Looking to the future of testosterone substitution, Prof Nieschlag anticipated it would be modified according to pharmacogenetic findings, which could be used for better adaptation for the patient. He expected improved modes of application would also be introduced, eg scrotal implants with controlled release responding to physiologic needs would be a great advantage. Another benefit would be the regulation of complex interactions of the endocrine and other systems by computers and by artificial intelligence. Selective androgen receptor modulators would have little impact on clinical practice because they had the same history as the anabolic steroids, he believed.

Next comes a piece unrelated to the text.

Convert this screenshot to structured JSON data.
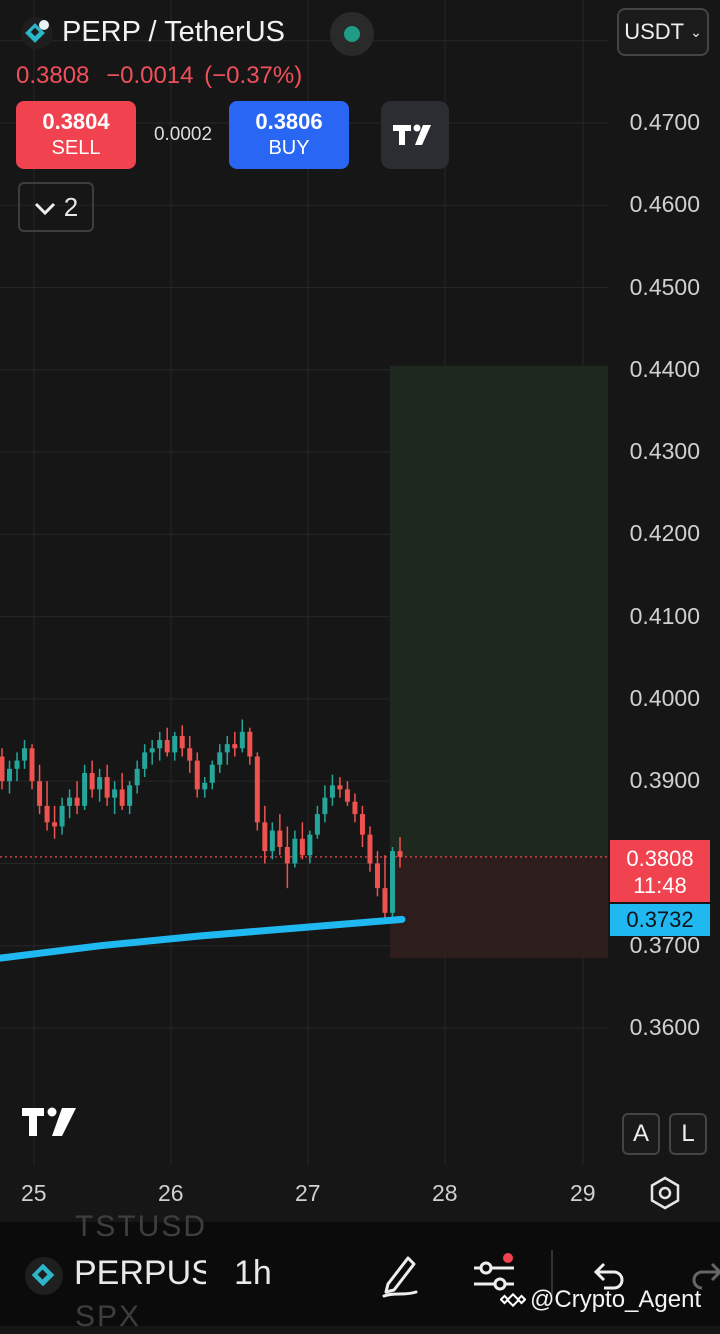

He predicted – and hoped – that the male hormonal contraceptive, based on testosterone, would become available.

Prof Nieschlag was convinced that moderate testosterone substitution for athletes would become accepted as part of sports medicine and sports endocrinology.

Finally, he added, transplantation of Leydig cells, possibly derived from stem cells, would make pharmacologic substitution superfluous. The meeting heard from a second prestigious international speaker, Prof Mehul Dattani, as part of this year’s paediatric lecture on novel insights into management of congenital hypopituitarism.

Prof Dattani, Great Ormond Street Hospital for Children, University College London Hospitals, and Institute of Child Health, highlighted the many issues affecting children with the condition. He spoke on hypopituitarism in children and focused particularly on congenital hypopituitarism.

In children the main causes seen were congenital, in contrast to adult patients with hypopituitarism. Hypopituitarism in children may be genetic or associated with structural defects of the brain – midline defects mainly – Prof Dattani told the Annual Meeting.